The parties were divorced in 2008. In 2013, father filed a petition with the court seeking a modification of his child support obligation. At the time of the hearing, father testified that he earned $20,000 per year. Despite father's earnings, the court held father to an "earning capacity" finding that father had the ability to earn $45,725 per year, plus an additional $8,880 per year in non-tax car and phone benefits.

 

Regarding father's expenses, he testified that he does not pay any of his own expenses. Father's second wife pays the mortgage, car payments, utilities and entertainment expense. Since father's second wife owned several successful companies, father and his second wife  jointly earned approximately $1,000,000 in annual net income.

 

Although the Pennsylvania Child Support Guidelines provided father with a monthly child support obligation of $665 per month based on his income, the trial court awarded an upward "deviation" of an additional child support payment of $701 per month.

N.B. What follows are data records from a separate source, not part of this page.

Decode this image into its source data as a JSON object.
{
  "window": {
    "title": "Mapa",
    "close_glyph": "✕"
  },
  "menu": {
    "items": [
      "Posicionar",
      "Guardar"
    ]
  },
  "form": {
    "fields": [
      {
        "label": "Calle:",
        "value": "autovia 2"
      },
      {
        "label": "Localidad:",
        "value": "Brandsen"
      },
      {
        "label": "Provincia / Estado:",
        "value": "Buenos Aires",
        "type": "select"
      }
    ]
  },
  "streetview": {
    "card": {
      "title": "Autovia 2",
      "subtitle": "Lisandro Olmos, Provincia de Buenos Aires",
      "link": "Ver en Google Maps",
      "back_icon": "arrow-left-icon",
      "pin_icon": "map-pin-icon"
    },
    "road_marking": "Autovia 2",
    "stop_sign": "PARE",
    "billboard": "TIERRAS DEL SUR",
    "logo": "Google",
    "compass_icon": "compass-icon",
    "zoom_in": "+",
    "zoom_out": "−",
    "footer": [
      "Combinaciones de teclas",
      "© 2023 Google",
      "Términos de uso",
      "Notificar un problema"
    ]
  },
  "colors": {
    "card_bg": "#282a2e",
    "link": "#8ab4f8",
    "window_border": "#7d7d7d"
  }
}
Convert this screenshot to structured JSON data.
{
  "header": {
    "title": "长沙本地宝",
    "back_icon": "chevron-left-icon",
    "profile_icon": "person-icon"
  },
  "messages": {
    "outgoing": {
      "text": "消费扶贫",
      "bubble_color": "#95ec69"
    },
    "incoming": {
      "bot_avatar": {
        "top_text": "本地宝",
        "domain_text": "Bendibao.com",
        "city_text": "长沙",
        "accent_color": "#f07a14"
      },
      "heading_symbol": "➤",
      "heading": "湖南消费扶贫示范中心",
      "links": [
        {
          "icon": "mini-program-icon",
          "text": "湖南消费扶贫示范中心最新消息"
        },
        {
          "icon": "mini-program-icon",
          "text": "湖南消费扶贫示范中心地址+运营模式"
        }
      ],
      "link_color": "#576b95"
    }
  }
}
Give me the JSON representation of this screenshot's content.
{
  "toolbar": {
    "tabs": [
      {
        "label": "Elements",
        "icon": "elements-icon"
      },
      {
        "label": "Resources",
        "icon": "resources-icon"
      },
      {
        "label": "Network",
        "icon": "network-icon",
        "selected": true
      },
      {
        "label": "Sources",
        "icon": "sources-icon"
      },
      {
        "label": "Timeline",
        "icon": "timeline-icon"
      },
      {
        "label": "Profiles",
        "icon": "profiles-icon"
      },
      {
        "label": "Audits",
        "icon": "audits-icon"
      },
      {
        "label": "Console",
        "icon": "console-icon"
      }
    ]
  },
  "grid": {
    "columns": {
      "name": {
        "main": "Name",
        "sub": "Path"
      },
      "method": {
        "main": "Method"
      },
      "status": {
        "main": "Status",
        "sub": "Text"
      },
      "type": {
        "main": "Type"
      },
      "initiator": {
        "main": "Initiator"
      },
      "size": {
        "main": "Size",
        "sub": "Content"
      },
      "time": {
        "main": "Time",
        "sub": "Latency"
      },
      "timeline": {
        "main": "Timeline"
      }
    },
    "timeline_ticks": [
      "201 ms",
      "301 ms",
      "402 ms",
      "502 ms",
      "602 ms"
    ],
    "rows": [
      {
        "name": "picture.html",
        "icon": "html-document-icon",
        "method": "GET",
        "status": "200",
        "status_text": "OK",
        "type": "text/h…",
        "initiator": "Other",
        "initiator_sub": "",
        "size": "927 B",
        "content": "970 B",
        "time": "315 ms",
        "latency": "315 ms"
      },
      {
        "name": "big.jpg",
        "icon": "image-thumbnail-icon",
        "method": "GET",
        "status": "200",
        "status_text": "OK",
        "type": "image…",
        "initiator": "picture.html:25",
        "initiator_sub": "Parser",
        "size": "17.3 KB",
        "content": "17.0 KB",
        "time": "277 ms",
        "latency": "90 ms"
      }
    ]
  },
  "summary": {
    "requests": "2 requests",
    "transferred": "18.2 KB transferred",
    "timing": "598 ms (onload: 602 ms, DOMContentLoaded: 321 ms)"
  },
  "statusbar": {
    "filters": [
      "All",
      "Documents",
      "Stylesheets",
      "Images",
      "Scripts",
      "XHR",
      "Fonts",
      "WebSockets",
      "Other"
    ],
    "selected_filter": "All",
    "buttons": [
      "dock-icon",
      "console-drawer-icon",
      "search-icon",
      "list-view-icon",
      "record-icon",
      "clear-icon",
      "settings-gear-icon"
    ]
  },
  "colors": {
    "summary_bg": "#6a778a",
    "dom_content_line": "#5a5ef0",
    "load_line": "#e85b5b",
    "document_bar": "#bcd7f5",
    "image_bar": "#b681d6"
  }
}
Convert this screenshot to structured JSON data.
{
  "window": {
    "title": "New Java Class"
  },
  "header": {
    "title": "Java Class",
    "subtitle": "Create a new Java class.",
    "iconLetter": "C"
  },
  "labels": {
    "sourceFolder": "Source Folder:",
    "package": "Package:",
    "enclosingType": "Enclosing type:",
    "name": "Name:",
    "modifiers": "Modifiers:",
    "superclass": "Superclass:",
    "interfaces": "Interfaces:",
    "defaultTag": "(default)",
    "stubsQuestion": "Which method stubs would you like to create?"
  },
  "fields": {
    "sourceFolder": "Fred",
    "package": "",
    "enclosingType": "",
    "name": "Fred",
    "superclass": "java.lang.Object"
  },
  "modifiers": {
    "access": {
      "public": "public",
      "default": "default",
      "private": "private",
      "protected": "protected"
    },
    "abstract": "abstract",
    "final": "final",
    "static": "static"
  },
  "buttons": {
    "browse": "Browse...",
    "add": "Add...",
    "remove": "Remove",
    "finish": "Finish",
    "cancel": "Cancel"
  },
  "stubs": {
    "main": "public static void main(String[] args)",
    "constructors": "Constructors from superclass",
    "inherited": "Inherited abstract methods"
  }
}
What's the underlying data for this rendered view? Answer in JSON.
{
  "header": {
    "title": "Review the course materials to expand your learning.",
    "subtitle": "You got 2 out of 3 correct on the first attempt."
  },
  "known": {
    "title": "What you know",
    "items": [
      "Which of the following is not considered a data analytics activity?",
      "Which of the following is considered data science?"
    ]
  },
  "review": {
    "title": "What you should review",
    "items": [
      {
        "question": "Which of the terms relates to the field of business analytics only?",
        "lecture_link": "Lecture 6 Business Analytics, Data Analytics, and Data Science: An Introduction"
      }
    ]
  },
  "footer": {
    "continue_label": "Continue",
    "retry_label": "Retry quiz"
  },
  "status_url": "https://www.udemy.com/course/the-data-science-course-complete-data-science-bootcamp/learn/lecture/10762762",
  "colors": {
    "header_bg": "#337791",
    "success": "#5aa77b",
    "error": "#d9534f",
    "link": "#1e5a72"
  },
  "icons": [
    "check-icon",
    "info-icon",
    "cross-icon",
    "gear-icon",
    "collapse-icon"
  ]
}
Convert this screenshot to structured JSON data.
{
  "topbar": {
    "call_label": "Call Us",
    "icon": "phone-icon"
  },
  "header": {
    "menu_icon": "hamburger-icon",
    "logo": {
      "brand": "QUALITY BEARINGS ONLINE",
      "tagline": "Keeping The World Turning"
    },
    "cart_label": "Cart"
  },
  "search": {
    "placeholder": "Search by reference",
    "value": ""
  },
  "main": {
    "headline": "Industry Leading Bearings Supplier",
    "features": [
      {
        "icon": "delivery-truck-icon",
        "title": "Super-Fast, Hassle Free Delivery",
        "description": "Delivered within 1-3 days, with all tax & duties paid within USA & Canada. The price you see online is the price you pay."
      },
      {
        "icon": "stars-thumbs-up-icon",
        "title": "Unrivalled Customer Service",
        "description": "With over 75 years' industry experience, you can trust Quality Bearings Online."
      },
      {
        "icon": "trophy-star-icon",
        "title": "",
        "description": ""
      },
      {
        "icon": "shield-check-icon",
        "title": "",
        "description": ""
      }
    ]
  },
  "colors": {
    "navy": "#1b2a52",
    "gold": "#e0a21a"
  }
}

Father's child support obligation from the trial court of $1,365 was more than double the amount provided by the guidelines.

 

The Superior Court upheld the trial's court's decision by holding that "both parents have an equal obligation to support their children in accordance with the capacity and ability of each to do so."  Furthermore, "a parent is required to sacrifice personal luxuries to provide his or her children with their needs."

 

In this situation, the trial court properly found that all of father's income was available for child support, and the trial court properly "deviated" from the Pennsylvania Child Support Guidelines. The Court also reasoned that the child support payment was only a fraction of father's "earning capacity," and father was left with more than 50% of his net monthly income.

DISCLAIMER: Because of the generality of this update, the information provided herein may not be applicable in all situations and should not be acted upon without specific legal advice based on particular situations.